Nella
silenziosa casa di campagna, lei ebbe uno strano sentore non appena i loro sguardi si
incrociarono per la prima volta e gli occhi di lui, tondi e gialli alla luce opaca del
camino, non smisero un momento di fissarla. Le palpebre sbattevano se non di rado, e le
pupille, nere e dilatate, sembravano volerla inghiottire.
Lui penetrò nell'oscurità della stanza accanto, e ne uscì qualche secondo più tardi
con un attizzatoio stretto fra le mani. Sorrideva adesso, a proprio agio, osservandola
dall'alto del suo metro e ottanta, mentre le pupille sembravano espandersi ancor di più,
fino quasi divorare il bel giallo dell'iride. Si chinò sul camino e ne raschiò la
superficie colma di cenere, emettendo flebili sbuffi che alimentavano il crepitio del
fuoco che danzava dinanzi ai loro occhi.
La ragazza tremava.
Lui credeva fosse per il freddo, dopotutto la notte non era così calda, e dunque si
accostò un poco a lei, ed in meno di un minuto le accarezzava il seno con delicatezza,
senza smettere di sorridere, fremente d'impazienza, gli occhi sbarrati e lucidi
d'emozione.
La ragazza tremava ancora.

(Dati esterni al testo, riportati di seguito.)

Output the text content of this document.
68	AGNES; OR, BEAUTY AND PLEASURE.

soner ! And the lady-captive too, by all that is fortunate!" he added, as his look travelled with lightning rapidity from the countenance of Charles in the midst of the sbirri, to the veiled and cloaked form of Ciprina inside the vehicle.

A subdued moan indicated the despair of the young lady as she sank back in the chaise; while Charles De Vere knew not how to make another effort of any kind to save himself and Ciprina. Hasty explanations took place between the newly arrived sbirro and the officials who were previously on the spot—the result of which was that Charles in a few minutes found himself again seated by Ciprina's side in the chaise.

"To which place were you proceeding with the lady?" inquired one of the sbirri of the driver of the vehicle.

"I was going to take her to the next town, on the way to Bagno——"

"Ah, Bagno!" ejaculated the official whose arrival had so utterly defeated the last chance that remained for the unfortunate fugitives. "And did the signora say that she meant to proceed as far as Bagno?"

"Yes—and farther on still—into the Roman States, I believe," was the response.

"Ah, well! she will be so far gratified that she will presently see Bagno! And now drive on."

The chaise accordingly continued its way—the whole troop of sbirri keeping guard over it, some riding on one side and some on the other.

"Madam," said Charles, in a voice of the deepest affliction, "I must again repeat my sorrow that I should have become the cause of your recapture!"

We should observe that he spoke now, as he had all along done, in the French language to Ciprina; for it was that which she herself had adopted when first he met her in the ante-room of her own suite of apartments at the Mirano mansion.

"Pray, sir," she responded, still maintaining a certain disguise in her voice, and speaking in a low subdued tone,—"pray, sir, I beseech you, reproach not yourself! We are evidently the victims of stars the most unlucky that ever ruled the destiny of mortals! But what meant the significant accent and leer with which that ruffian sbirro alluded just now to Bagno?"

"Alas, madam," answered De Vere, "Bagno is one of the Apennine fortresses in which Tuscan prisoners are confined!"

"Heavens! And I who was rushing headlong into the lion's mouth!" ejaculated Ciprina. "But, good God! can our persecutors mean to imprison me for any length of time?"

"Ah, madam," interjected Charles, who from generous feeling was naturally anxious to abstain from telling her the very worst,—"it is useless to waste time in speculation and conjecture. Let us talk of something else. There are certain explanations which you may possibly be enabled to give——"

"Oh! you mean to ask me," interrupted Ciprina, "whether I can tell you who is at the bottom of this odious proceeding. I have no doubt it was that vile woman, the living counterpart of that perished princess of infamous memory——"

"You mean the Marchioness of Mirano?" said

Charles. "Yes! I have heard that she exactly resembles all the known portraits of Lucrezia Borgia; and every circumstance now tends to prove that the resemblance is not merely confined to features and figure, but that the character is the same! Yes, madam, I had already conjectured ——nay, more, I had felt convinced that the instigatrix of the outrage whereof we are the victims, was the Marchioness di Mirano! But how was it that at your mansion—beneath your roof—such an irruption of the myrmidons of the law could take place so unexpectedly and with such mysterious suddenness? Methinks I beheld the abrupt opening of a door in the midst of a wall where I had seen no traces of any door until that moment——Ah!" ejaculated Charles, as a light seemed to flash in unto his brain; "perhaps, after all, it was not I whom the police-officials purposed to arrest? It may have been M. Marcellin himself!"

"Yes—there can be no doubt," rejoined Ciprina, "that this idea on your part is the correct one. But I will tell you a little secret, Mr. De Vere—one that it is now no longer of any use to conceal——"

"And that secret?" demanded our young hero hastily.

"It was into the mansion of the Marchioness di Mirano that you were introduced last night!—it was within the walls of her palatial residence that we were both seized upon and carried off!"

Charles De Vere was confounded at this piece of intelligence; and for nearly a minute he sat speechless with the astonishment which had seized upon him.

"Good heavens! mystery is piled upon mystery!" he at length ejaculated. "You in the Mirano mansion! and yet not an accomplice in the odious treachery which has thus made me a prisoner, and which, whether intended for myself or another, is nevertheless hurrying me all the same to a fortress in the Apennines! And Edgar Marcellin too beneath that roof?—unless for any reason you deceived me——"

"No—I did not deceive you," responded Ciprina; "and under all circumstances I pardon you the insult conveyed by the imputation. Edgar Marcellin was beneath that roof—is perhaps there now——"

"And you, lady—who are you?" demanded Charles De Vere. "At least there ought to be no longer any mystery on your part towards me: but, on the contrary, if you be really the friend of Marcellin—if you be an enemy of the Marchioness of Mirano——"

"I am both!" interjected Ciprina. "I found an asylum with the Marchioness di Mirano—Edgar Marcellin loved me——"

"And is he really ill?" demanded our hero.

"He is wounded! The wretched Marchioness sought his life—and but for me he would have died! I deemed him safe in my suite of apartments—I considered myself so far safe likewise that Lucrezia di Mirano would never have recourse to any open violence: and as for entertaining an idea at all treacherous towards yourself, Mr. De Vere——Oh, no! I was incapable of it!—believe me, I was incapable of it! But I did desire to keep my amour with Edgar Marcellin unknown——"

E non per il freddo.
Lei si chinò lentamente e raccolse da terra l'attizzatoio ancora caldo come se avesse
intenzione di smuovere i ceppi ardenti.
Bastò una sola sferzata per farlo ruzzolare a terra, centrato proprio alla tempia. E poi
un'altra ancora per fargli perdere i sensi, alla nuca questa volta.
Dischiuse quelle palpebre sottili e ne scrutò l'occhio tondo e giallo, avvertendo a
quella vista la pelle accapponarsi.
La punta dell'attizzatoio era ancora incandescente quando penetrò dentro un'orbita e
ruotò su se stessa per svariate volte, mentre il rigagnolo vermiglio insozzava il bel
viso e tutto il corpo si contorceva preda del dolore. Un occhio e poi l'altro.
Fu così che la ragazza finalmente smise di tremare.